Why transformer overfit quickly? how to solve it?


I have a general question and appreciate your feedback on it.
I am new to transformers. My main problem is that it overfits so quickly, I am using regularization methods such as augmentation and dropout, but after 2 epochs my validation accuracy starts to drop while the training accuracy reaches to highest (basically my model overfit).
do you have any suggestions?
Interestingly I never see this behavior when I use convolutions…

1 Like

My personal thought is if your data is less, it will overfit quickly. If you want to avoid it, reduce epochs. But, best way is to gather more data.

Having said that neither transformer nor neural networks suffer too much from overfitting. Some papers are there I guess. It’s good in generalizing most of the times. Remember transformer like models have quite good number of parameters, that’s also one reason of overfitting. But in downstream tasks, even if it overfits, it’s useful right.

Pre training is like a person who graduate with Masters. Fine tuning is like doing PhD ( except here it is quick :slight_smile: , use your graduation skills to be an expert in specific field. So overfitting is okay. Personal opinion only.


thanks for your reply. I have the same data in both cases.
but your answer helps actually. I think transformer just learn faster

Does data augmentation help?
Thanks, I met the same problem recently, the model is reaching almost 99% training accuracy but testing is always staying around 79%.


Hint: If you identify overfitting, use your validation set to tune your model hyper parameters. Once that’s done, use your unseen test set to do your final testing.

Hey there, sorry for bumping this thread. I found your reply interesting, so I have to ask: how would you use the validation set to tune the models hyperparameters?

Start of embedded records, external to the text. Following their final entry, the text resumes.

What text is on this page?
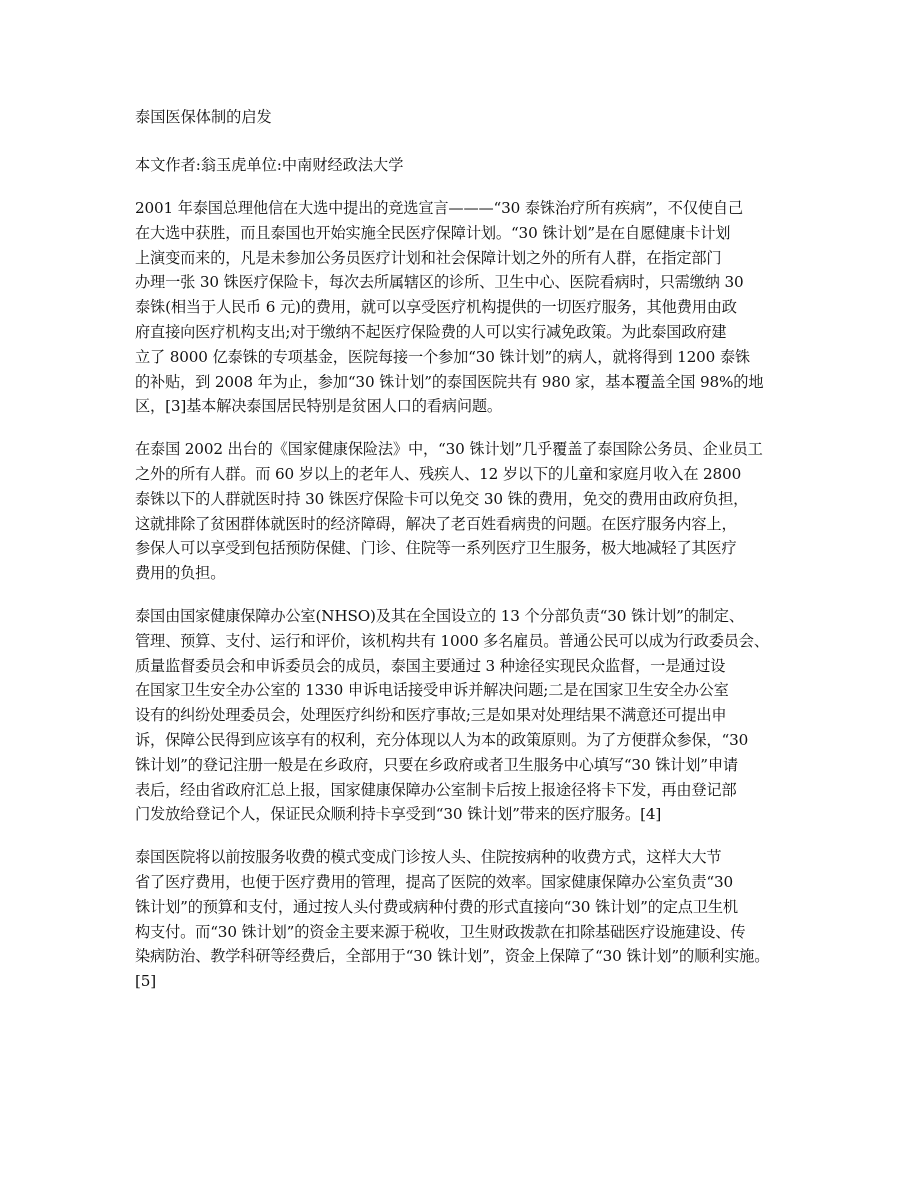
泰国医保体制的启发
本文作者:翁玉虎单位:中南财经政法大学
2001 年泰国总理他信在大选中提出的竞选宣言———“30 泰铢治疗所有疾病”，不仅使自己
在大选中获胜，而且泰国也开始实施全民医疗保障计划。“30 铢计划”是在自愿健康卡计划
上演变而来的，凡是未参加公务员医疗计划和社会保障计划之外的所有人群，在指定部门
办理一张 30 铢医疗保险卡，每次去所属辖区的诊所、卫生中心、医院看病时，只需缴纳 30
泰铢(相当于人民币 6 元)的费用，就可以享受医疗机构提供的一切医疗服务，其他费用由政
府直接向医疗机构支出;对于缴纳不起医疗保险费的人可以实行减免政策。为此泰国政府建
立了 8000 亿泰铢的专项基金，医院每接一个参加“30 铢计划”的病人，就将得到 1200 泰铢
的补贴，到 2008 年为止，参加“30 铢计划”的泰国医院共有 980 家，基本覆盖全国 98%的地
区，[3]基本解决泰国居民特别是贫困人口的看病问题。
在泰国 2002 出台的《国家健康保险法》中，“30 铢计划”几乎覆盖了泰国除公务员、企业员工
之外的所有人群。而 60 岁以上的老年人、残疾人、12 岁以下的儿童和家庭月收入在 2800
泰铢以下的人群就医时持 30 铢医疗保险卡可以免交 30 铢的费用，免交的费用由政府负担，
这就排除了贫困群体就医时的经济障碍，解决了老百姓看病贵的问题。在医疗服务内容上，
参保人可以享受到包括预防保健、门诊、住院等一系列医疗卫生服务，极大地减轻了其医疗
费用的负担。
泰国由国家健康保障办公室(NHSO)及其在全国设立的 13 个分部负责“30 铢计划”的制定、
管理、预算、支付、运行和评价，该机构共有 1000 多名雇员。普通公民可以成为行政委员会、
质量监督委员会和申诉委员会的成员，泰国主要通过 3 种途径实现民众监督，一是通过设
在国家卫生安全办公室的 1330 申诉电话接受申诉并解决问题;二是在国家卫生安全办公室
设有的纠纷处理委员会，处理医疗纠纷和医疗事故;三是如果对处理结果不满意还可提出申
诉，保障公民得到应该享有的权利，充分体现以人为本的政策原则。为了方便群众参保，“30
铢计划”的登记注册一般是在乡政府，只要在乡政府或者卫生服务中心填写“30 铢计划”申请
表后，经由省政府汇总上报，国家健康保障办公室制卡后按上报途径将卡下发，再由登记部
门发放给登记个人，保证民众顺利持卡享受到“30 铢计划”带来的医疗服务。[4]
泰国医院将以前按服务收费的模式变成门诊按人头、住院按病种的收费方式，这样大大节
省了医疗费用，也便于医疗费用的管理，提高了医院的效率。国家健康保障办公室负责“30
铢计划”的预算和支付，通过按人头付费或病种付费的形式直接向“30 铢计划”的定点卫生机
构支付。而“30 铢计划”的资金主要来源于税收，卫生财政拨款在扣除基础医疗设施建设、传
染病防治、教学科研等经费后，全部用于“30 铢计划”，资金上保障了“30 铢计划”的顺利实施。
[5]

Since you never train on the validation set, you can then train multiple models on the same training dataset, but while adjusting the hyperparameters. You can then select the model that performed the best on the validation set (given your metric of choice).
My understanding is that you can test your model on your test set, or even better, another test set that you did not create and has at least a fair number of samples that were not in the training set.

1 Like